Mujahid claimed that Pakistan exhibited “irresponsible and non-cooperative attitude” which meant that there was “no outcome” from the talks.
Pakistan’s government did not immediately react to the statement.
But Pakistan had on Friday also confirmed that the talks were at a deadlock, and no real progress was made as a ceasefire brokered by Qatar remained intact.
Pakistan’s Information Minister Attaullah Tarar said Islamabad “will not support any steps by the Taliban government that are not in the interest of the Afghan people or neighbouring countries”.
Pakistan maintains that Taliban authorities have failed to honour pledges made with the international community under a 2021 Doha peace accord to combat “terrorism”.
Pakistan believes that the authorities in Kabul are harbouring armed groups, particularly the Pakistan Taliban (Tehreek-e Taliban Pakistan or TTP), which has mounted dozens of deadly attacks across Pakistan. The country has launched a series of deadly air attacks inside Afghanistan in response, and there were explosions in Kabul last month that the Taliban government blamed on Pakistan.
The Taliban denies sheltering the TTP group, and claims it remains committed to mutual security.

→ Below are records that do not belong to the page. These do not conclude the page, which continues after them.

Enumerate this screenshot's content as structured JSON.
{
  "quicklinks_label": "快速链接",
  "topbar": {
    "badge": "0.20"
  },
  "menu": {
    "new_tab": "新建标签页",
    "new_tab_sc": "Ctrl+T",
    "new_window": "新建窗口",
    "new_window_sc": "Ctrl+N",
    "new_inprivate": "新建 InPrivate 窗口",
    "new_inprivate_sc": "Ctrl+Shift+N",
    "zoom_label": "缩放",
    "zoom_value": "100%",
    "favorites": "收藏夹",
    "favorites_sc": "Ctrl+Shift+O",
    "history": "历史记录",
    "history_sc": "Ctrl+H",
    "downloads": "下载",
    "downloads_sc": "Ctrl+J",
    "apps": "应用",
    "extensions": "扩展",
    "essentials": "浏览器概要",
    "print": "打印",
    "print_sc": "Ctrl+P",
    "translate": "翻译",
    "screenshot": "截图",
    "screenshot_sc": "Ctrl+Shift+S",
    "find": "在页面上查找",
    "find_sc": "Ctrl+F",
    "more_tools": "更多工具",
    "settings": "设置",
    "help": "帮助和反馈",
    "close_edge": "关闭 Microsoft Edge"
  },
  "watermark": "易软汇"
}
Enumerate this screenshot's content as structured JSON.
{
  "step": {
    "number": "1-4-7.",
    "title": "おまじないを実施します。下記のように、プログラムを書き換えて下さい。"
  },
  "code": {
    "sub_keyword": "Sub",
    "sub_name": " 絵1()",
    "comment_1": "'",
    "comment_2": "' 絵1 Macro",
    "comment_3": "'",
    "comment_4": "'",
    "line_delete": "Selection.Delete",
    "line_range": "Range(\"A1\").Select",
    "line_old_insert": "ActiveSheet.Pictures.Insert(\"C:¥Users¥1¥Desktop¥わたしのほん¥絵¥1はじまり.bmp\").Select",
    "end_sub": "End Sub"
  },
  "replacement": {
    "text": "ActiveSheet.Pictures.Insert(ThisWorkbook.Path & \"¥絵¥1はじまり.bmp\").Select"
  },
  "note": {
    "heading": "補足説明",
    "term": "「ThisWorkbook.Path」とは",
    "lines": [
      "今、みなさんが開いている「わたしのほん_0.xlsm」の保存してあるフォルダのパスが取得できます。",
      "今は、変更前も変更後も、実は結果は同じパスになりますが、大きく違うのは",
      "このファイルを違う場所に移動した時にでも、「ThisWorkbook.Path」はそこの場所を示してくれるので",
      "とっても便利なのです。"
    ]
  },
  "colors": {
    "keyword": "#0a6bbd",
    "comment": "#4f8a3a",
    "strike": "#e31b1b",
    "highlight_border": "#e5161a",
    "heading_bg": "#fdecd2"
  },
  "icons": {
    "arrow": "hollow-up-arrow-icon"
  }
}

Mujahid said the Taliban “will not allow anyone to use Afghan territory against another country, nor will it permit any country to use its territory to take actions against or support actions that undermine Afghanistan’s national sovereignty, independence, or security”.
He said the people of Pakistan are friends and brothers, but Kabul will “firmly defend against any aggression”.
Islamabad has also thanked mediators Qatar and Turkiye for their assistance, but has emphasised that “all necessary measures” will be taken to protect Pakistan’s people and its sovereignty.
During fighting that started in early October, 50 civilians were killed and 447 wounded on the Afghan side of the border, according to the United Nations. Explosions in Kabul killed at least five people.